You can no longer post new replies to this discussion. If you have a similar question you can start a new discussion in this forum.

Errors in Event Log from servers with > 32 logical CPUs

I have been noticing a lot of EventID 2006 entries in the Application Event Logs of our 40 core Dell R910 servers.  These machines run Windows 2008 R2 Enterprise SP1.

"Unable to read Server Queue performance data from the Server service. The first four bytes (DWORD) of the Data section contains the status code, the second four bytes contains the IOSB.Status and the next four bytes contains the IOSB.Information."

I believe these are coming from the Orion polling engine, as it seems to be a 32-bit process.  This KB article from Microsoft seems to explain what I'm dealing with: 32-bit application cannot query performance "Server Work Queues" counters on Windows Server 2008 R2-based computer that has more than 32 processors

My guess would be that Orion encounters this issue when doing the individual CPU core polling for the machine view in Managed Nodes.  For these systems, SAM only finds data for the first 32 cores.  I thought at first that it was some limitation of the chart type and forgot about it a long time ago, but now I'm not so sure.

Is this a known issue with Orion SAM and many-core machines? 

  • This does appear to be an issue with WMI-based polling and >32 CPUs.

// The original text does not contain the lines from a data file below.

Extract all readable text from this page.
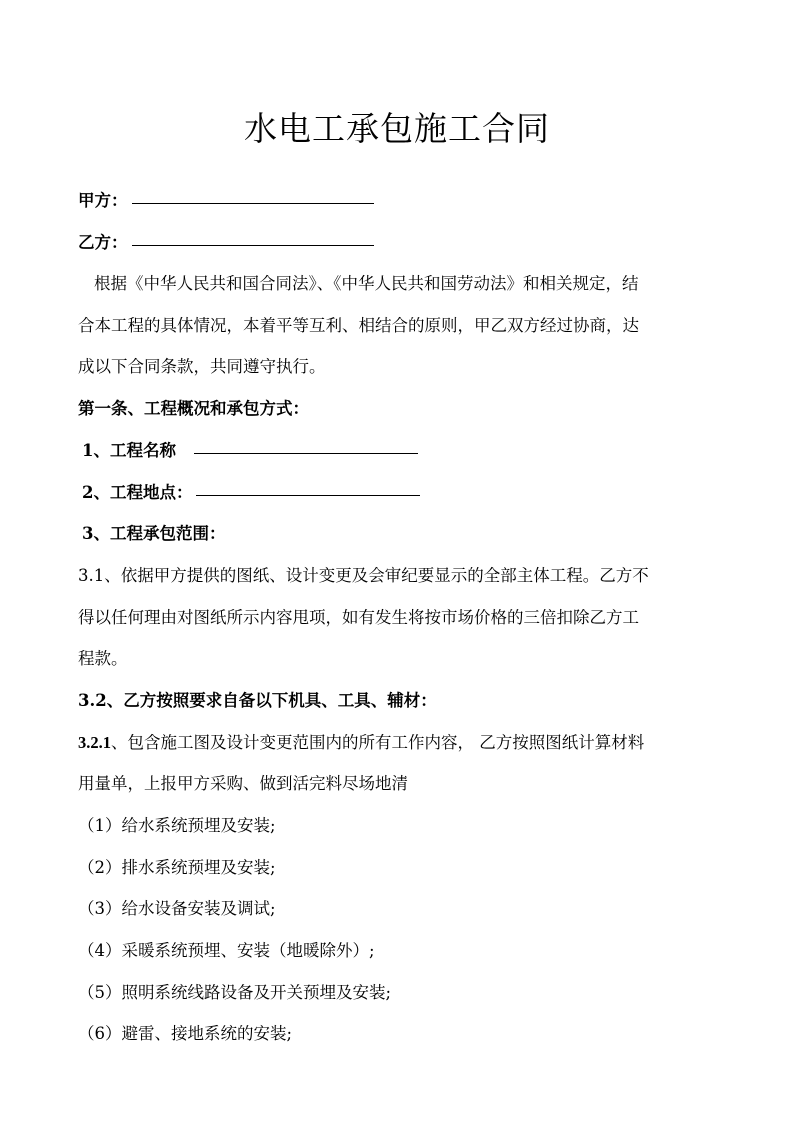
水电工承包施工合同
甲方：
乙方：
根据《中华人民共和国合同法》、《中华人民共和国劳动法》和相关规定，结
合本工程的具体情况，本着平等互利、相结合的原则，甲乙双方经过协商，达
成以下合同条款，共同遵守执行。
第一条、工程概况和承包方式：
1、工程名称
2、工程地点：
3、工程承包范围：
3.1、依据甲方提供的图纸、设计变更及会审纪要显示的全部主体工程。乙方不
得以任何理由对图纸所示内容甩项，如有发生将按市场价格的三倍扣除乙方工
程款。
3.2、乙方按照要求自备以下机具、工具、辅材：
3.2.1、包含施工图及设计变更范围内的所有工作内容， 乙方按照图纸计算材料
用量单，上报甲方采购、做到活完料尽场地清
（1）给水系统预埋及安装;
（2）排水系统预埋及安装;
（3）给水设备安装及调试;
（4）采暖系统预埋、安装（地暖除外）;
（5）照明系统线路设备及开关预埋及安装;
（6）避雷、接地系统的安装;
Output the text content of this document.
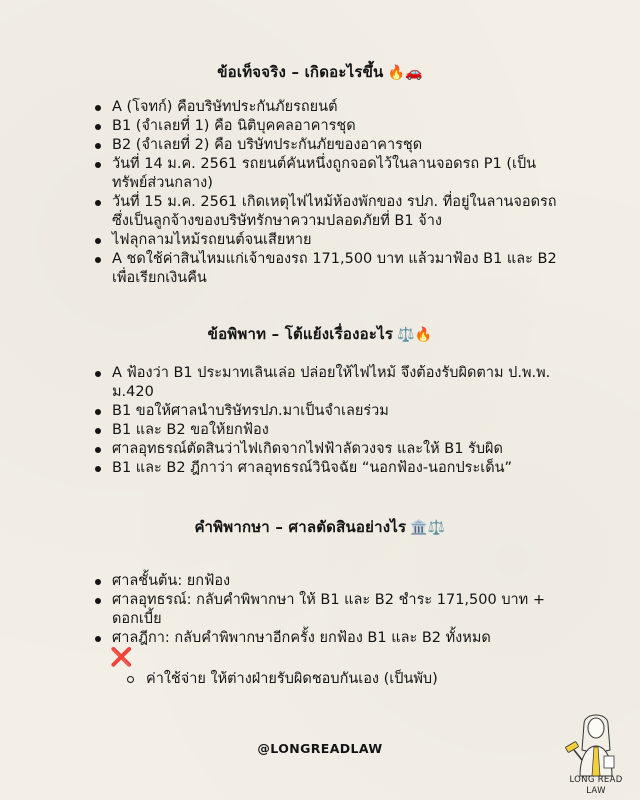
ข้อเท็จจริง – เกิดอะไรขึ้น 🔥🚗
A (โจทก์) คือบริษัทประกันภัยรถยนต์
B1 (จำเลยที่ 1) คือ นิติบุคคลอาคารชุด
B2 (จำเลยที่ 2) คือ บริษัทประกันภัยของอาคารชุด
วันที่ 14 ม.ค. 2561 รถยนต์คันหนึ่งถูกจอดไว้ในลานจอดรถ P1 (เป็นทรัพย์ส่วนกลาง)
วันที่ 15 ม.ค. 2561 เกิดเหตุไฟไหม้ห้องพักของ รปภ. ที่อยู่ในลานจอดรถ ซึ่งเป็นลูกจ้างของบริษัทรักษาความปลอดภัยที่ B1 จ้าง
ไฟลุกลามไหม้รถยนต์จนเสียหาย
A ชดใช้ค่าสินไหมแก่เจ้าของรถ 171,500 บาท แล้วมาฟ้อง B1 และ B2 เพื่อเรียกเงินคืน
ข้อพิพาท – โต้แย้งเรื่องอะไร ⚖️🔥
A ฟ้องว่า B1 ประมาทเลินเล่อ ปล่อยให้ไฟไหม้ จึงต้องรับผิดตาม ป.พ.พ. ม.420
B1 ขอให้ศาลนำบริษัทรปภ.มาเป็นจำเลยร่วม
B1 และ B2 ขอให้ยกฟ้อง
ศาลอุทธรณ์ตัดสินว่าไฟเกิดจากไฟฟ้าลัดวงจร และให้ B1 รับผิด
B1 และ B2 ฎีกาว่า ศาลอุทธรณ์วินิจฉัย “นอกฟ้อง-นอกประเด็น”
คำพิพากษา – ศาลตัดสินอย่างไร 🏛️⚖️
ศาลชั้นต้น: ยกฟ้อง
ศาลอุทธรณ์: กลับคำพิพากษา ให้ B1 และ B2 ชำระ 171,500 บาท + ดอกเบี้ย
ศาลฎีกา: กลับคำพิพากษาอีกครั้ง ยกฟ้อง B1 และ B2 ทั้งหมด
❌
ค่าใช้จ่าย ให้ต่างฝ่ายรับผิดชอบกันเอง (เป็นพับ)
@LONGREADLAW
LONG READ
LAW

Unfortunately I don't have a 40-core box to test with off hand- if you switch to SNMP polling, are we able to to return data for all CPUs?

  • Good idea.  I have another 40-core server that was using SNMP already, but I hadn't thought to check.  Indeed I do see data on all 40 cores for it in Manage Nodes.  Strange though, that server also has all the 2006 entries filling up the App Event Log.  Maybe they're coming from somewhere else after all?  

    Next I will unmanage the node and see if the messages are still logged on that machine.  If they are, then I guess I can't blame SAM.

  • It may be possible that these EventIDs are being generated by Windows Service or Process component monitors in SAM. You may want to try changing the applications assigned to that node to use the 64bit Job Engine and see if the Windows Events no longer continue to appear. Another option might be to change the fetching method for those process and service monitors to use RPC instead of WMI.

    64bit.png

    RPC.png

  • Hey, interesting.  I knew about the 32/64bit polling option a long time ago when writing a bunch of PowerShell components, but forgot all about it.  emoticons_happy.png  I'll give that a shot.

  • Hello,

    Just one note: The node properties like CPU, memory, volumes, interfaces, hardware health information, asset inventory information are polled through 32-bit process. You can switch to use 64-bit process only for SAM applications. We will consider the possibility to use 64-bit process also for node properties (it is tracked internally under FB275825).

    Lukas Belza (SolarWinds development)

  • Thank you for the information.  My test of unmanaging the node did prove that the events were coming from SAM polling.  I also ran the same test with our Nagios server and found that Nagios's check_nt plugin causes the same issue, so it's not like this is uncommon.

  • I see this post is a year old now but is it still the case that you cannot upgrade the node properties like CPU, memory, volumes, interfaces, hardware health information, asset inventory information to 64-bit?

    I'm having the same problem as the original poster but with just the basic node properties from NPM.  The host that is being polled has 40 logical processors so the 32-bit process is returning the above error every 5 minutes.

    MS released the following patch for the 64-bit processes if you have more then 64 logical processors but I don't see one for 32-bit. http://support.microsoft.com/kb/2733563

  • I am seeing a lot of these as well. Wondering what a fix might be?

  • You may consider changing the node polling method from WMI to SNMP for nodes that exhibit this behavior.

  • The problem is even when you use SNMP it still access WMI after it connects to the node.  So SNMP connects and then uses WMI to grab performance data which generates the error.